Bodies offer confrontations, thoughts and accumulations that the film acknowledges as a testament to the real world. As with Ford, they represent perpetual passages in change, opening up a cataclysm with faith and redemption thanks to the material world. Look at the final minutes, where the cuts embrace the contrasts of the light, the dust flying above the air and the birds escaping the volcano's fury without anywhere to hide. But the reflection on Karin’s faith remains strong. Rossellini reminds Bergman that, even in a territory with no escape, this is a woman who "understands the value of the eternal truth"3 and that she should guide her into "complete freedom”. As he says of the girl, “in reality, she becomes another Saint Francis.” The creation of a passage to live and live on freely beyond all the contradictory roads and tragedies too overwhelming to bear.

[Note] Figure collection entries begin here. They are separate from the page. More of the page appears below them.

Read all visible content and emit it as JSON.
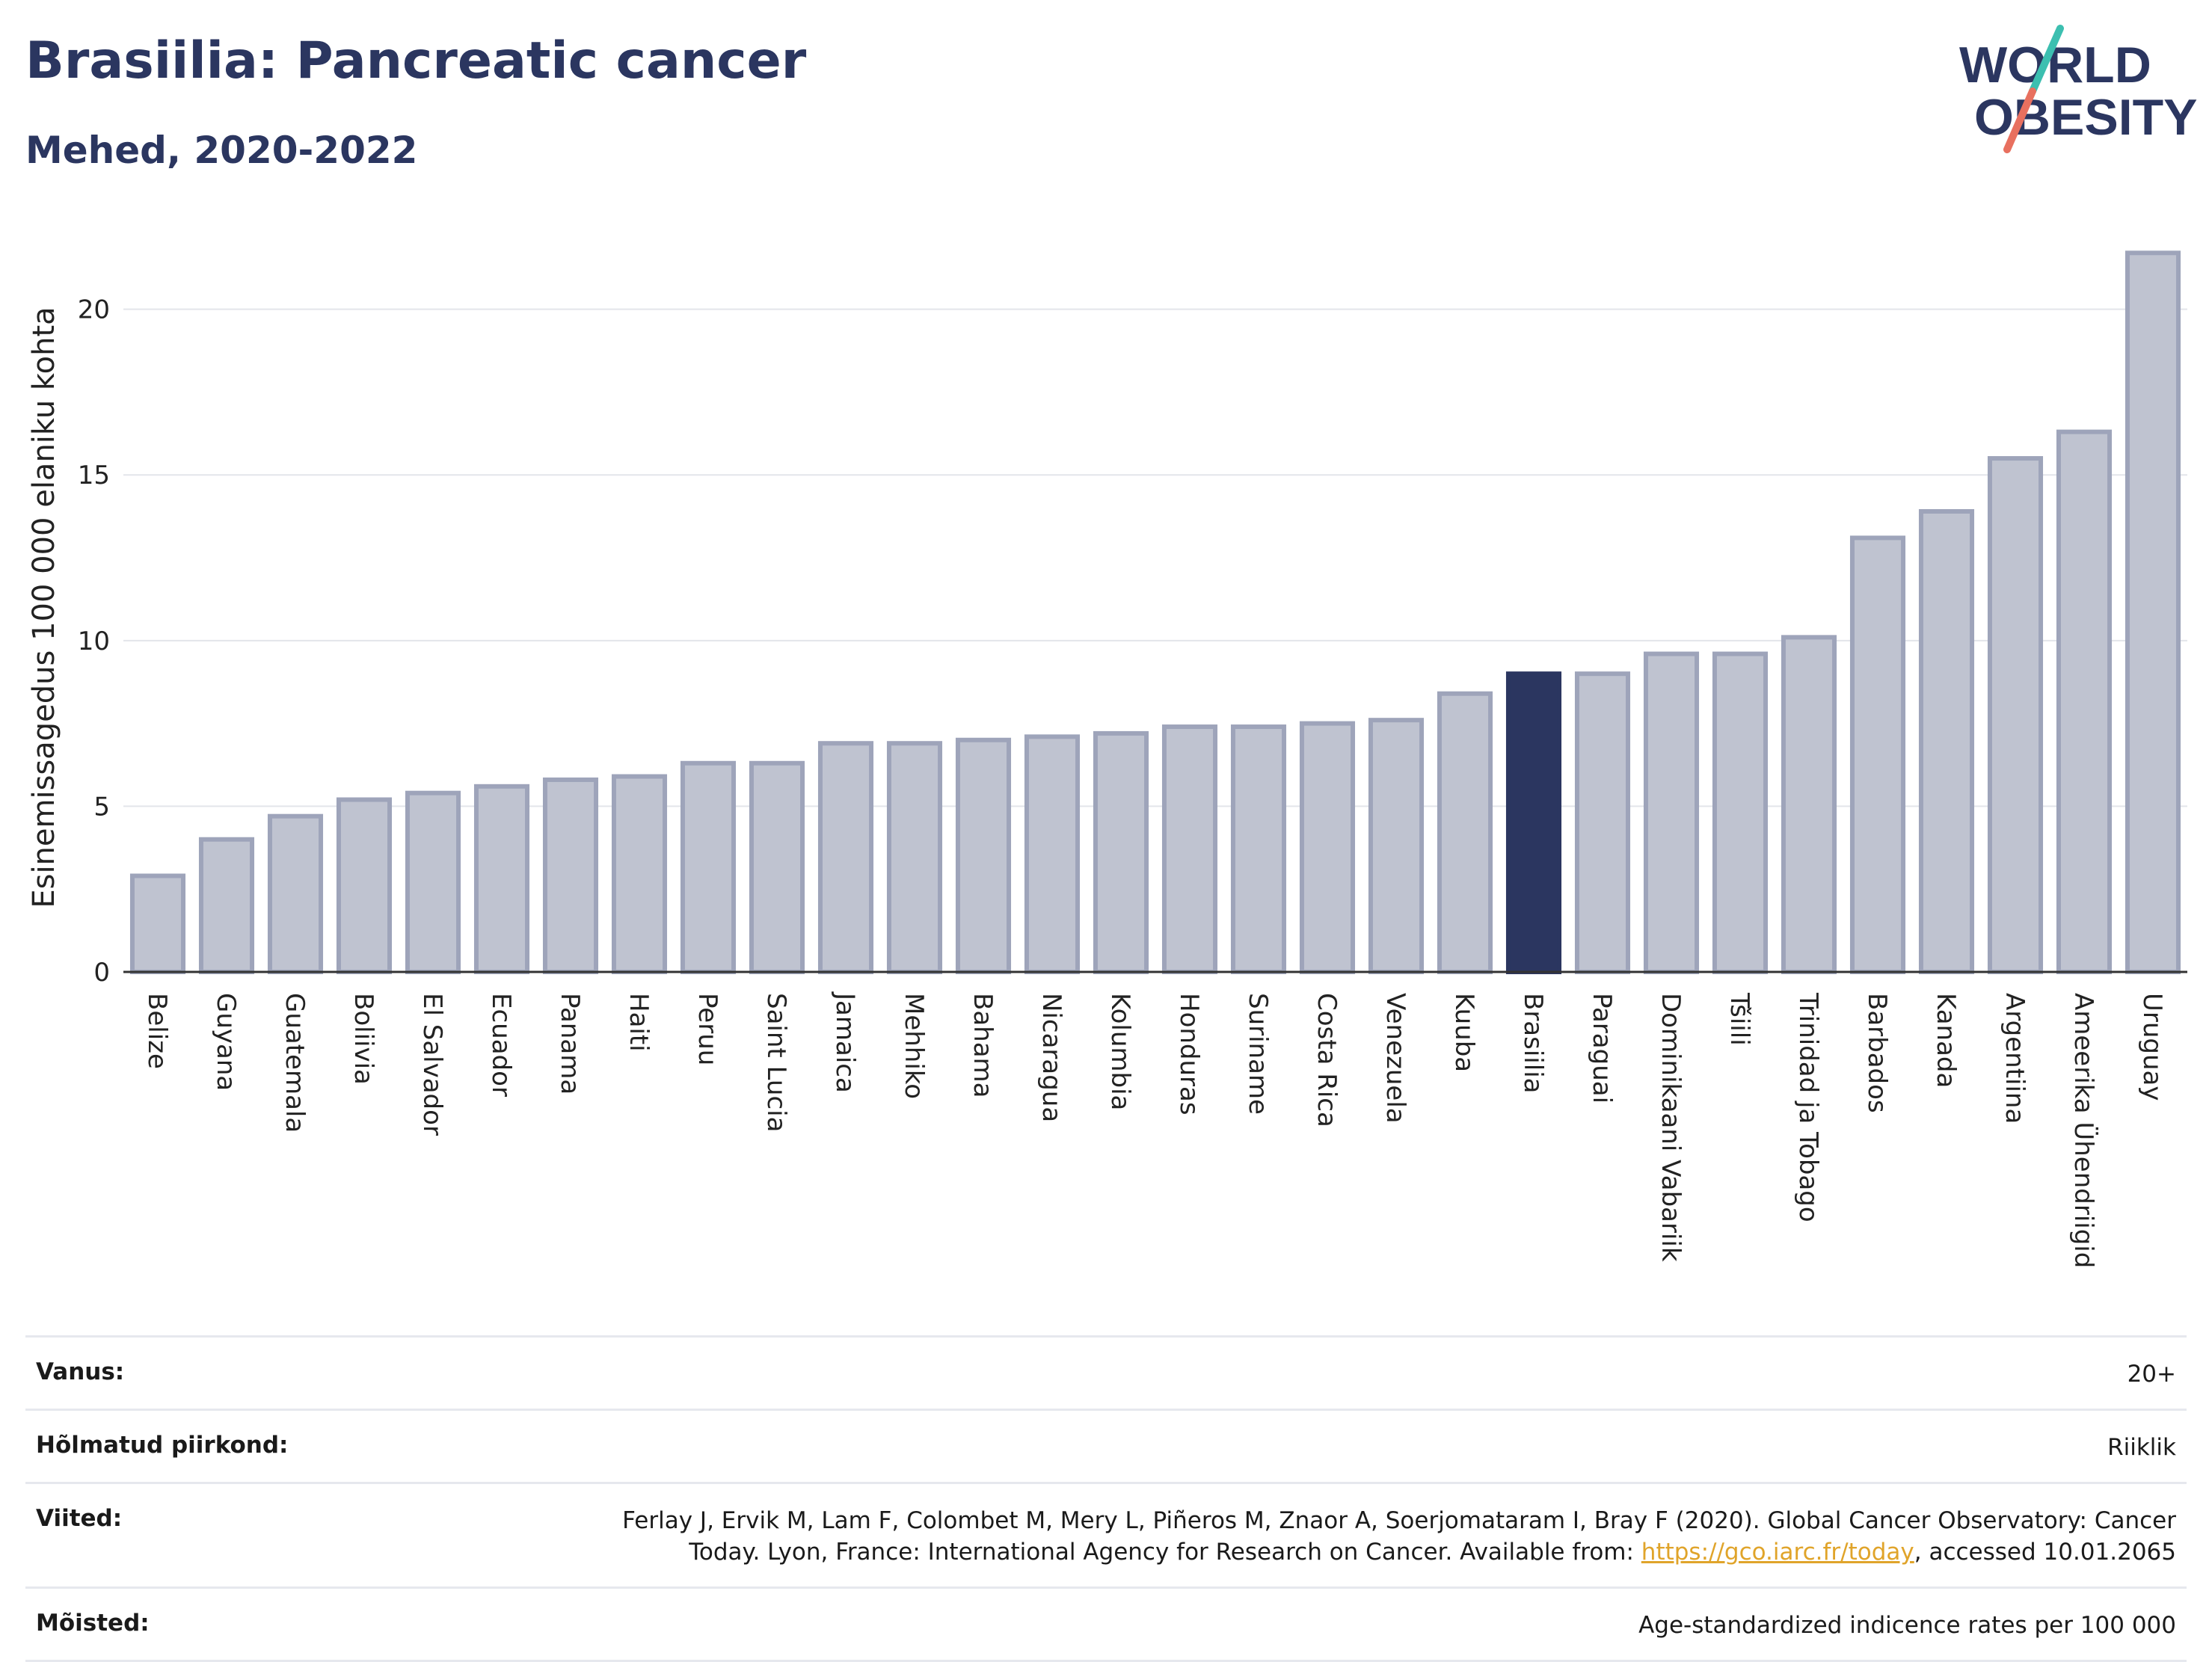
{
  "header": {
    "title": "Brasiilia: Pancreatic cancer",
    "subtitle": "Mehed, 2020-2022"
  },
  "logo": {
    "line1": "WORLD",
    "line2": "OBESITY"
  },
  "colors": {
    "bar_fill": "#bfc3d0",
    "bar_stroke": "#9ea4ba",
    "highlight": "#2b3660",
    "title": "#2b3660",
    "grid": "#e3e5ea",
    "logo_teal": "#3cbfb0",
    "logo_coral": "#e8705f",
    "link": "#e0a42a"
  },
  "chart_data": {
    "type": "bar",
    "ylabel": "Esinemissagedus 100 000 elaniku kohta",
    "ylim": [
      0,
      22
    ],
    "yticks": [
      0,
      5,
      10,
      15,
      20
    ],
    "grid": true,
    "highlight_category": "Brasiilia",
    "categories": [
      "Belize",
      "Guyana",
      "Guatemala",
      "Boliivia",
      "El Salvador",
      "Ecuador",
      "Panama",
      "Haiti",
      "Peruu",
      "Saint Lucia",
      "Jamaica",
      "Mehhiko",
      "Bahama",
      "Nicaragua",
      "Kolumbia",
      "Honduras",
      "Suriname",
      "Costa Rica",
      "Venezuela",
      "Kuuba",
      "Brasiilia",
      "Paraguai",
      "Dominikaani Vabariik",
      "Tšiili",
      "Trinidad ja Tobago",
      "Barbados",
      "Kanada",
      "Argentiina",
      "Ameerika Ühendriigid",
      "Uruguay"
    ],
    "values": [
      2.9,
      4.0,
      4.7,
      5.2,
      5.4,
      5.6,
      5.8,
      5.9,
      6.3,
      6.3,
      6.9,
      6.9,
      7.0,
      7.1,
      7.2,
      7.4,
      7.4,
      7.5,
      7.6,
      8.4,
      9.0,
      9.0,
      9.6,
      9.6,
      10.1,
      13.1,
      13.9,
      15.5,
      16.3,
      21.7
    ]
  },
  "info": [
    {
      "label": "Vanus:",
      "value": "20+"
    },
    {
      "label": "Hõlmatud piirkond:",
      "value": "Riiklik"
    },
    {
      "label": "Viited:",
      "value_pre": "Ferlay J, Ervik M, Lam F, Colombet M, Mery L, Piñeros M, Znaor A, Soerjomataram I, Bray F (2020). Global Cancer Observatory: Cancer Today. Lyon, France: International Agency for Research on Cancer. Available from: ",
      "link": "https://gco.iarc.fr/today",
      "value_post": ", accessed 10.01.2065"
    },
    {
      "label": "Mõisted:",
      "value": "Age-standardized indicence rates per 100 000"
    }
  ]
}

They made these films in order to discover possibilities of learning with the world, the truthfulness of a total freedom by an accumulation of motions—a geographical operation. They also believe in embracing the relationships between the material and the abstract: more than strategic, an intuitive acceptance that time passes by and never stops, and provokes an impression of contrasts with our perceptions completely shattered and changed. The motifs that they search for become concrete extensions of space and light, from the one who runs in search of an unknown land to escape their past, and the other, who runs away from the island with no escape except her faith keeping her breath, struggling to find the vital necessity of living. An union of poetry and prose, typography and topography, that was once deeply appreciated in their hearts.